In agosto i giudici del Tribunale supremo, totalmente in mano al regime, hanno imposto alla direzione dei Tupamaros e di altri tre piccoli partiti dissidenti delle persone fedelissime al governo. Il capo dei Tupamaros, Josè Pinto, è stato incarcerato con accuse non dimostrate di omicidio.

In questa nuova fase della repressione, gli agenti vestiti di nero delle forze speciali della polizia non si occupano solo di silenziare i funzionari o i militari vagamente critici, ma anche quelli che non fanno la spia e non denunciano i colleghi. Il 16 ottobre scorso il temibile Icap, l’ufficio di ispezione del controllo sul comportamento della polizia, ha convocato al Centro di operazioni poliziesche, con sede a Caracas, 30 funzionari appartenenti alle alte gerarchie della polizia bolivariana, il corpo più fedele tra le tante polizie di un Paese interamente militarizzato. Tutti oggetto di una investigazione interna. Tutti partecipanti a una chat di WhatsApp chiamata «corso 63». Si tratta di una chat che raggruppa alcuni diplomati nell’anno 2000 della scuola di formazione di agenti polizia.

Da questa chat il regime sospetta siano state filtrate all’esterno informazioni su funzionari corrotti.
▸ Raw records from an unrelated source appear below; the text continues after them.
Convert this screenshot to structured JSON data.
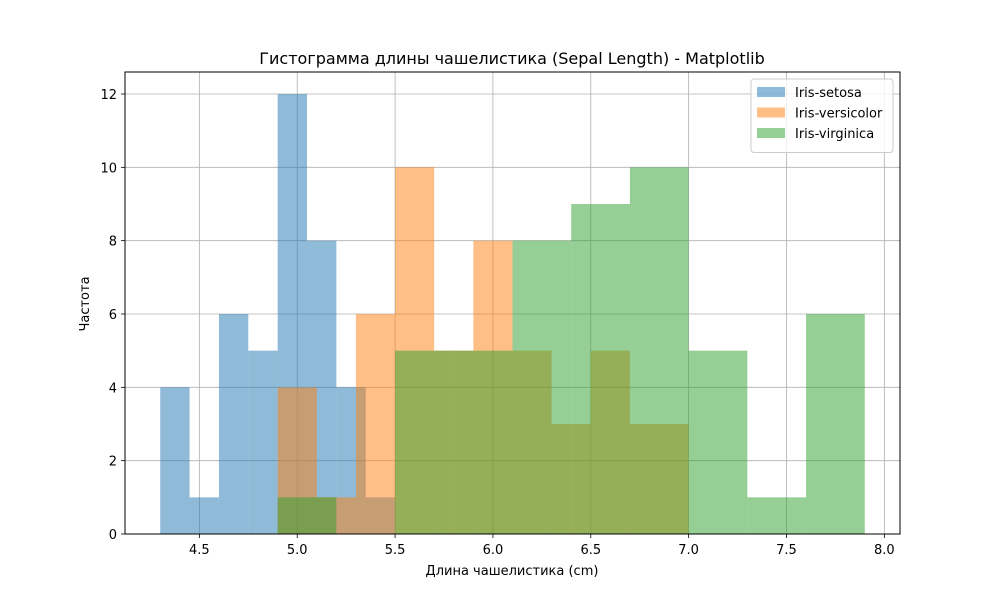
{
  "chart_data": {
    "type": "histogram",
    "title": "Гистограмма длины чашелистика (Sepal Length) - Matplotlib",
    "xlabel": "Длина чашелистика (cm)",
    "ylabel": "Частота",
    "xlim": [
      4.12,
      8.08
    ],
    "ylim": [
      0,
      12.6
    ],
    "xticks": [
      4.5,
      5.0,
      5.5,
      6.0,
      6.5,
      7.0,
      7.5,
      8.0
    ],
    "xtick_labels": [
      "4.5",
      "5.0",
      "5.5",
      "6.0",
      "6.5",
      "7.0",
      "7.5",
      "8.0"
    ],
    "yticks": [
      0,
      2,
      4,
      6,
      8,
      10,
      12
    ],
    "ytick_labels": [
      "0",
      "2",
      "4",
      "6",
      "8",
      "10",
      "12"
    ],
    "grid": true,
    "legend_position": "top-right",
    "series": [
      {
        "name": "Iris-setosa",
        "color": "#1f77b4",
        "bin_edges": [
          4.3,
          4.45,
          4.6,
          4.75,
          4.9,
          5.05,
          5.2,
          5.35,
          5.5,
          5.65,
          5.8
        ],
        "counts": [
          4,
          1,
          6,
          5,
          12,
          8,
          4,
          1,
          0,
          0
        ]
      },
      {
        "name": "Iris-versicolor",
        "color": "#ff7f0e",
        "bin_edges": [
          4.9,
          5.1,
          5.3,
          5.5,
          5.7,
          5.9,
          6.1,
          6.3,
          6.5,
          6.7,
          7.0
        ],
        "counts": [
          4,
          1,
          6,
          10,
          5,
          8,
          5,
          3,
          5,
          3
        ]
      },
      {
        "name": "Iris-virginica",
        "color": "#2ca02c",
        "bin_edges": [
          4.9,
          5.2,
          5.5,
          5.8,
          6.1,
          6.4,
          6.7,
          7.0,
          7.3,
          7.6,
          7.9
        ],
        "counts": [
          1,
          0,
          5,
          5,
          8,
          9,
          10,
          5,
          1,
          6
        ]
      }
    ]
  }
}
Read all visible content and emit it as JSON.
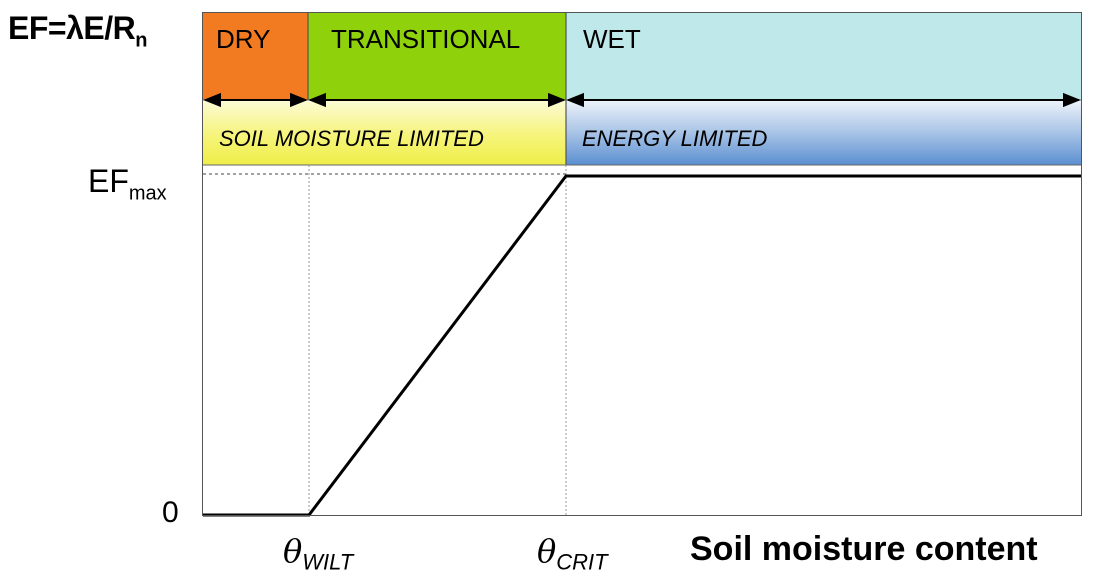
{
  "equation": {
    "main": "EF=λE/R",
    "sub": "n"
  },
  "zones": {
    "dry": "DRY",
    "transitional": "TRANSITIONAL",
    "wet": "WET"
  },
  "limits": {
    "soil": "SOIL MOISTURE LIMITED",
    "energy": "ENERGY LIMITED"
  },
  "y_axis": {
    "max_main": "EF",
    "max_sub": "max",
    "zero": "0"
  },
  "x_axis": {
    "wilt_symbol": "θ",
    "wilt_sub": "WILT",
    "crit_symbol": "θ",
    "crit_sub": "CRIT",
    "label": "Soil moisture content"
  },
  "colors": {
    "dry": "#f27a21",
    "transitional": "#8fd10a",
    "wet": "#bfe8ea",
    "soil_limited": "#eeee48",
    "energy_limited": "#5b8fd1"
  }
}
L’indagine è stata svolta dall’ufficio creato due anni fa dalla polizia nazionale al suo interno per fare un monitoraggio costante delle reti sociali con l’obiettivo di vigilare non solo i giornalisti, ma le loro fonti di informazioni.Secondo un una denuncia dei corrispondenti locali del «New York Times», oltre 200 persone sono state arrestate per aver partecipato alle proteste di settembre, un manifestante è stato ucciso durante un corteo e centinaia sono i casi di sparizione nel nulla di persone prelevate dalle proprie abitazioni da funzionari delle forze speciali, alcune delle quali mai più rientrate a casa.

Questa è la sorte toccata a un popolarissimo presentatore radiofonico, Josè Carmelo Bislick, socialista da sempre, uno di quelli che ha garantito un appoggio incondizionato a regime anche mentre affamava le classi popolari, e che ha cominciato a criticare il chavismo quando l’assenza di benzina nei distributori ha del tutto paralizzato il suo piccolo paesino di pescatori sulla costa. A quel punto sono iniziate nella sua trasmissione radiofonica denunce puntuali di corruzione di funzionari locali. Persone incappucciate l’hanno prelevato una sera a casa sua. I familiari hanno invano cercato l’aiuto dei funzionari locali socialisti per rintracciarlo quella notte. Il suo cadavere è stato trovato prima dell’alba vestito con la sua T-shirt preferita con la faccia di Che Guevara.